Other clever ways to keep distracting noises to a minimum, says Prof. Sander, amount to what she calls “the domestication of the office.” “Area rugs, floor lamps, sofas and other soft objects dampen noise and give a sense of calm,” she says, “and calm brings a sense of well-being.”

Up to a point, that is. “Dead silence isn’t ideal because then you can hear a pin drop, which is also distracting,” Prof. Sander says. “There is a certain level of noise that is good for creativity.” To achieve an optimal workplace, she adds, offices should potentially offer discrete areas that provide different levels of noise—quiet areas and white-noise areas—to suit various tasks and activities.

A return to nature

In addition to making an office feel more like a home’s interior, research suggests that companies should make it feel more like a home’s outdoor living space, too. Architects and designers call this biophilic design, and its aim is to reconnect workers with the natural environment through views, plants, natural materials, daylight, fresh air and even the sounds of nature.
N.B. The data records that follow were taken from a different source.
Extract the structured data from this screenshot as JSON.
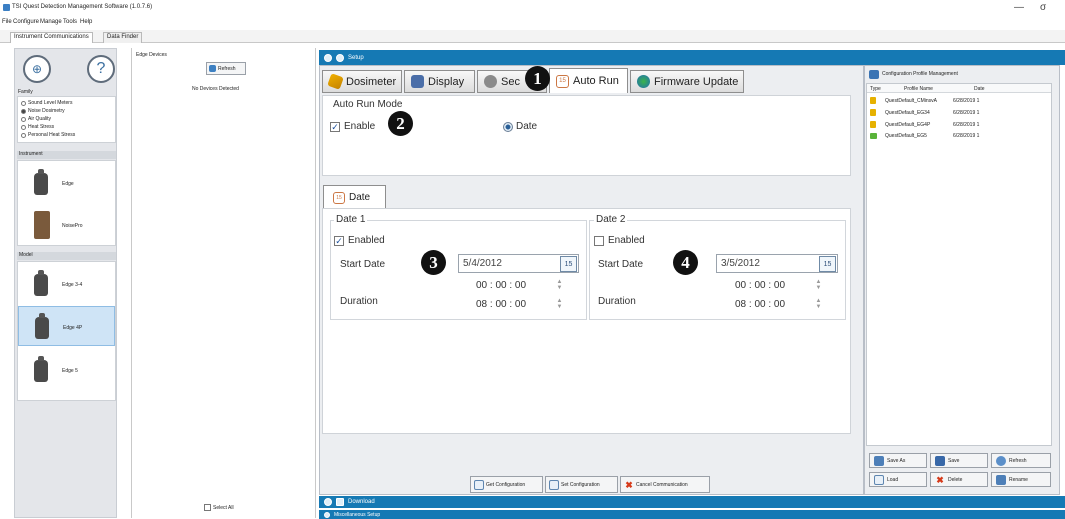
{
  "window": {
    "title": "TSI Quest Detection Management Software (1.0.7.6)",
    "minimize": "—",
    "restore": "σ"
  },
  "menu": [
    "File",
    "Configure",
    "Manage",
    "Tools",
    "Help"
  ],
  "top_tabs": [
    "Instrument Communications",
    "Data Finder"
  ],
  "left": {
    "family_label": "Family",
    "family_options": [
      {
        "label": "Sound Level Meters",
        "selected": false
      },
      {
        "label": "Noise Dosimetry",
        "selected": true
      },
      {
        "label": "Air Quality",
        "selected": false
      },
      {
        "label": "Heat Stress",
        "selected": false
      },
      {
        "label": "Personal Heat Stress",
        "selected": false
      }
    ],
    "instrument_label": "Instrument",
    "instruments": [
      "Edge",
      "NoisePro"
    ],
    "model_label": "Model",
    "models": [
      "Edge 3-4",
      "Edge 4P",
      "Edge 5"
    ],
    "selected_model": "Edge 4P"
  },
  "edge_devices": {
    "title": "Edge Devices",
    "refresh": "Refresh",
    "status": "No Devices Detected",
    "select_all": "Select All"
  },
  "setup": {
    "header": "Setup",
    "tabs": [
      "Dosimeter",
      "Display",
      "Sec",
      "Auto Run",
      "Firmware Update"
    ],
    "active_tab": "Auto Run",
    "auto_run_mode": "Auto Run Mode",
    "enable_label": "Enable",
    "enable_checked": true,
    "date_radio": "Date",
    "sub_tab": "Date",
    "date1": {
      "title": "Date 1",
      "enabled_label": "Enabled",
      "enabled": true,
      "start_label": "Start Date",
      "start_date": "5/4/2012",
      "time": "00 : 00 : 00",
      "duration_label": "Duration",
      "duration": "08 : 00 : 00"
    },
    "date2": {
      "title": "Date 2",
      "enabled_label": "Enabled",
      "enabled": false,
      "start_label": "Start Date",
      "start_date": "3/5/2012",
      "time": "00 : 00 : 00",
      "duration_label": "Duration",
      "duration": "08 : 00 : 00"
    },
    "calendar_label": "15",
    "buttons": {
      "get": "Get Configuration",
      "set": "Set Configuration",
      "cancel": "Cancel Communication"
    }
  },
  "download_header": "Download",
  "misc_header": "Miscellaneous Setup",
  "config_profile": {
    "title": "Configuration Profile Management",
    "columns": [
      "Type",
      "Profile Name",
      "Date"
    ],
    "rows": [
      {
        "name": "QuestDefault_CMinsvA",
        "date": "6/28/2019 1"
      },
      {
        "name": "QuestDefault_EG34",
        "date": "6/28/2019 1"
      },
      {
        "name": "QuestDefault_EG4P",
        "date": "6/28/2019 1"
      },
      {
        "name": "QuestDefault_EG5",
        "date": "6/28/2019 1"
      }
    ],
    "buttons": {
      "save_as": "Save As",
      "save": "Save",
      "refresh": "Refresh",
      "load": "Load",
      "delete": "Delete",
      "rename": "Rename"
    }
  },
  "badges": [
    "1",
    "2",
    "3",
    "4"
  ],
  "colors": {
    "accent": "#1579b4"
  }
}
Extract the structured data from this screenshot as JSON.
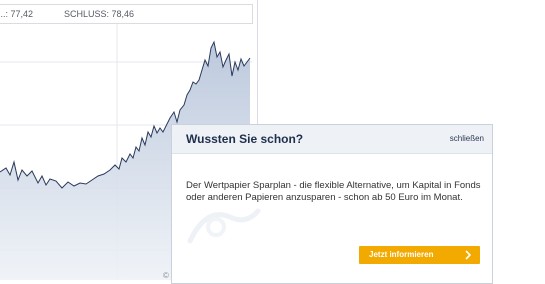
{
  "chart": {
    "stat_low": "...: 77,42",
    "stat_close": "SCHLUSS: 78,46",
    "copyright": "©",
    "line_color": "#2b3a5c",
    "fill_color": "#d7dfeb"
  },
  "popup": {
    "title": "Wussten Sie schon?",
    "close_label": "schließen",
    "body_text": "Der Wertpapier Sparplan - die flexible Alternative, um Kapital in Fonds oder anderen Papieren anzusparen - schon ab 50 Euro im Monat.",
    "cta_label": "Jetzt informieren",
    "cta_icon": "chevron-right-icon",
    "cta_color": "#f2a900"
  }
}
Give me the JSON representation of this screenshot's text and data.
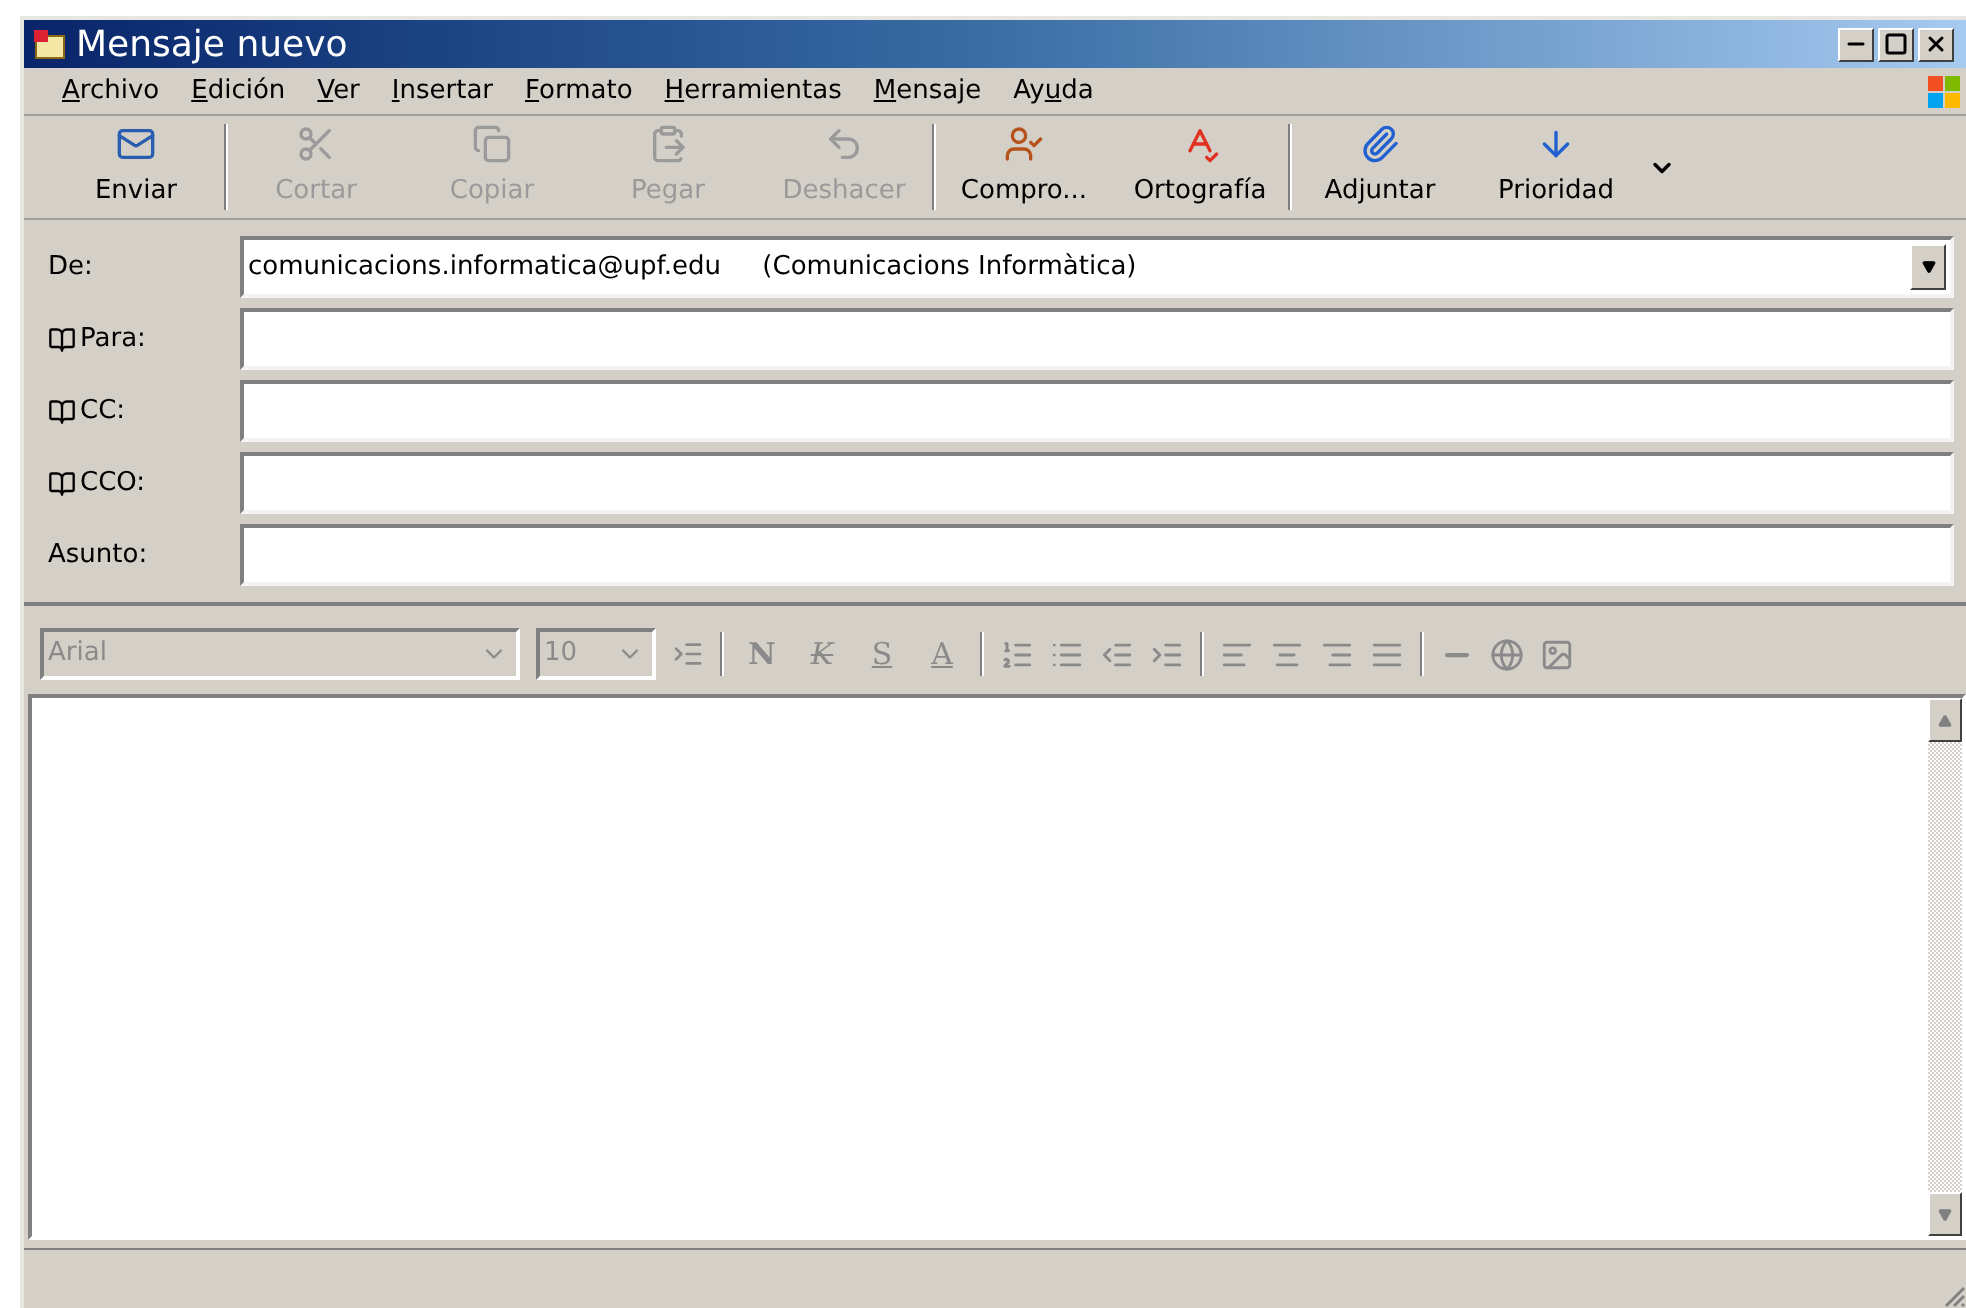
{
  "window": {
    "title": "Mensaje nuevo"
  },
  "menu": [
    {
      "key": "A",
      "after": "rchivo"
    },
    {
      "key": "E",
      "after": "dición"
    },
    {
      "key": "V",
      "after": "er"
    },
    {
      "key": "I",
      "after": "nsertar"
    },
    {
      "key": "F",
      "after": "ormato"
    },
    {
      "key": "H",
      "after": "erramientas"
    },
    {
      "key": "M",
      "after": "ensaje"
    },
    {
      "before": "Ay",
      "key": "u",
      "after": "da"
    }
  ],
  "toolbar": [
    {
      "label": "Enviar",
      "disabled": false
    },
    {
      "label": "Cortar",
      "disabled": true
    },
    {
      "label": "Copiar",
      "disabled": true
    },
    {
      "label": "Pegar",
      "disabled": true
    },
    {
      "label": "Deshacer",
      "disabled": true
    },
    {
      "label": "Compro...",
      "disabled": false
    },
    {
      "label": "Ortografía",
      "disabled": false
    },
    {
      "label": "Adjuntar",
      "disabled": false
    },
    {
      "label": "Prioridad",
      "disabled": false
    }
  ],
  "fields": [
    {
      "kind": "select",
      "label": "De:",
      "value": "comunicacions.informatica@upf.edu     (Comunicacions Informàtica)"
    },
    {
      "kind": "address",
      "label": "Para:"
    },
    {
      "kind": "address",
      "label": "CC:"
    },
    {
      "kind": "address",
      "label": "CCO:"
    },
    {
      "kind": "text",
      "label": "Asunto:"
    }
  ],
  "format_bar": {
    "disabled": true,
    "font": "Arial",
    "size": "10",
    "letters": [
      "N",
      "K",
      "S",
      "A"
    ]
  }
}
A team of researchers, including Vivian Loftness, a professor of architecture at Carnegie Mellon University, recently published a study revealing that biophilic office settings reduce stress and improve cognitive performance. Participants were split into four groups. One group was exposed visually to indoor plants and digital projections of nature; a second group enjoyed the gentle sounds of nature, such as wind, water and birdsong; a third group had both visual and auditory elements; and the fourth baseline group had no visual or auditory interventions. Each participant wore a wrist stress sensor and was given a daily survey. Across eight weeks, cognitive performance on various tasks improved in each of the biophilic conditions compared with the baseline, and stress ratings were lowest in the multisensory group.


The Atlanta headquarters of Interface, a flooring company, has an exterior wrap meant to evoke a ‘factory in a forest.’ The Interface offices have plenty of natural light, green views and outdoor seating with plants.PHOTOS: NICK MERRICK/HALL+MERRICK PHOTOGRAPHERS/PERKINS&WILL(2)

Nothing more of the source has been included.